4. Session Storage Structure

Current Implementation: browser-streaming-server.js:46

this.activeSessions = new Map(); // Map<sessionId, {ws, client, cdpEndpoint, controlMode}>

What's Stored:

{
  sessionId: 'browser-doc1-1234567890',
  ws: WebSocket,
  client: CDPClient,
  cdpEndpoint: 'ws://localhost:45678/devtools/page/E1F2G3',
  controlMode: 'agent'
}

What's Missing:

  • No targetId field to track which CDP target this session owns
  • No reverse lookup: targetId → sessionId
  • No cleanup of target mappings when sessions end

Reproduction Steps

Prerequisites

  • Mastra Playground or AI Chatbot running
  • Playwright MCP server with --isolated flag
  • Browser streaming service active

Test Scenario

Step 1: Start First Chat Session

Action: User creates Chat 1, sends message "Navigate to https://example.com"
Expected:
  - New browser context created
  - Page navigates to example.com
  - Browser streaming shows example.com
Actual: ✓ Works correctly

Step 2: Start Second Chat Session

Action: User creates Chat 2 (different thread), sends "Navigate to https://google.com"
Expected:
  - New isolated browser context created in same browser
  - Page navigates to google.com
  - Browser streaming shows google.com
Actual: ✗ Browser streaming shows example.com (Chat 1's page)

Step 3: Verify Isolation

Action: Check browser developer tools
Expected:
  - Two separate page targets visible in CDP
  - Target A: example.com (Chat 1)
  - Target B: google.com (Chat 2)
Actual: ✓ Both targets exist, but streaming connects to Target A for both sessions

Debug Output

# When Chat 2's streaming connects:
Browser streaming client connected
Attempt 1/15: Waiting for Playwright browser to be available...
Found Playwright Chrome CDP port: 45678
Attempting to connect to Chrome CDP on port 45678
Available CDP targets: [
  { type: 'page', url: 'https://example.com/', title: 'Example Domain' },
  { type: 'page', url: 'https://google.com/', title: 'Google' }
]
Found page target: ws://localhost:45678/devtools/page/E1F2G3  # ← Always first!
Browser capture started for session: browser-doc2-9876543210

Proposed Solution

Option 1: Session-to-Target Mapping (Recommended)

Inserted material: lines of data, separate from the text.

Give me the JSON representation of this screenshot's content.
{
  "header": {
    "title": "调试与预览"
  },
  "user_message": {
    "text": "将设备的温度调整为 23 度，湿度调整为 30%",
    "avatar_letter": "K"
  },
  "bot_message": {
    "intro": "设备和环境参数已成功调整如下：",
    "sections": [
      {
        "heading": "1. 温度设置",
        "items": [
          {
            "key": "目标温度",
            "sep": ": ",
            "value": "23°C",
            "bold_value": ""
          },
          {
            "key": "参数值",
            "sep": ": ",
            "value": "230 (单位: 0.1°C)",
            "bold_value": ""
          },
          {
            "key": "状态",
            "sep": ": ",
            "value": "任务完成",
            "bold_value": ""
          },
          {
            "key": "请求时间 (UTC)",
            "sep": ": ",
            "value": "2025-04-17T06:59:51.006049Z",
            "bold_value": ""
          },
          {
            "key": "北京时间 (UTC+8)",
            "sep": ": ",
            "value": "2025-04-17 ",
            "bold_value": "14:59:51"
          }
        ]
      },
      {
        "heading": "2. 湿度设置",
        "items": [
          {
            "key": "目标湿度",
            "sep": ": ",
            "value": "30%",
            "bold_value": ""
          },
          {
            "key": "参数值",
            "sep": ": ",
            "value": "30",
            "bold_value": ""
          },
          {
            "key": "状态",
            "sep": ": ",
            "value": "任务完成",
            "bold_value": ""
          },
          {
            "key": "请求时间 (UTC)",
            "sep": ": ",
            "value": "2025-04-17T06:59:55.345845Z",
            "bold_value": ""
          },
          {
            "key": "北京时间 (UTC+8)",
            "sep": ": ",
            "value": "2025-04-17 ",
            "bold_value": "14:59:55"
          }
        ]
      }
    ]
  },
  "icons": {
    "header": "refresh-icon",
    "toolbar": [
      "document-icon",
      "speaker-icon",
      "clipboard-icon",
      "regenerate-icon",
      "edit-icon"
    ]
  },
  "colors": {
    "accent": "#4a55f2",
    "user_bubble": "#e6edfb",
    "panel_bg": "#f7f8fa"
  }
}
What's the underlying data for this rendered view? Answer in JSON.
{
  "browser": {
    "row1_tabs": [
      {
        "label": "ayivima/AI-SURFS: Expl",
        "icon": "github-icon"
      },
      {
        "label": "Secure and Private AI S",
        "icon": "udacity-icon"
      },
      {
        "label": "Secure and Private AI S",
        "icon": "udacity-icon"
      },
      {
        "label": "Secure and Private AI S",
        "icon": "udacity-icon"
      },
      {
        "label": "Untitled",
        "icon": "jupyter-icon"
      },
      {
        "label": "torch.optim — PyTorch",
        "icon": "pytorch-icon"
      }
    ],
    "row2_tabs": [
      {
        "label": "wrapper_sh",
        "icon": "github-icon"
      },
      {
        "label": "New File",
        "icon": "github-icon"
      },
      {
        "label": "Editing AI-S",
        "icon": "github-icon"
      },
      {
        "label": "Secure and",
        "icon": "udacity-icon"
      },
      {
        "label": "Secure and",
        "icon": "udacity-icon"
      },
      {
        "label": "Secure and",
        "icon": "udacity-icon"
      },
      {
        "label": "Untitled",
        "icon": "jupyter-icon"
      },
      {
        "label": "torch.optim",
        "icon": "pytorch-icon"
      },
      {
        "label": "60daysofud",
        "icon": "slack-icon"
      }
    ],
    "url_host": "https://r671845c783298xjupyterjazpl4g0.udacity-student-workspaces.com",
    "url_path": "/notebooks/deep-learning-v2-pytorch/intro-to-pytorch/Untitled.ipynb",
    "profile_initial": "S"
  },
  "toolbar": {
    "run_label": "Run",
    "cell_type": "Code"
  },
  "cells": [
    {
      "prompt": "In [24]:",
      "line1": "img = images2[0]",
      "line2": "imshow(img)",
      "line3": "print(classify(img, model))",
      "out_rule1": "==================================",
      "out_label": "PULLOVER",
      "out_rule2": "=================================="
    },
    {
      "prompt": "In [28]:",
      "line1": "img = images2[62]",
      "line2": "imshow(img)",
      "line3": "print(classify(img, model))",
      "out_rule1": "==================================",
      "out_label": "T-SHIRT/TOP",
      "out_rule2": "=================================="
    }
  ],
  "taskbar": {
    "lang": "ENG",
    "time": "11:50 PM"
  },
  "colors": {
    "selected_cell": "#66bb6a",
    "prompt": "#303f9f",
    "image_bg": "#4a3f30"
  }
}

Approach: Track which CDP targets are claimed by which sessions, ensuring new sessions select unused targets.

Implementation Changes:

A. Add Target Tracking

File: browser-streaming-server.js:46

class BrowserStreamingService extends EventEmitter {
  constructor(port, cdpPort = 9222) {
    super();
    this.port = port;
    this.cdpPort = cdpPort;
    this.wss = new WebSocketServer({ port });
    this.activeSessions = new Map(); // Map<sessionId, SessionInfo>
    this.sessionToTarget = new Map(); // NEW: Map<sessionId, targetId>
  }
}

B. Update getCDPEndpoint() with Target Selection Logic

File: browser-streaming-server.js:376-414 (replace entire function)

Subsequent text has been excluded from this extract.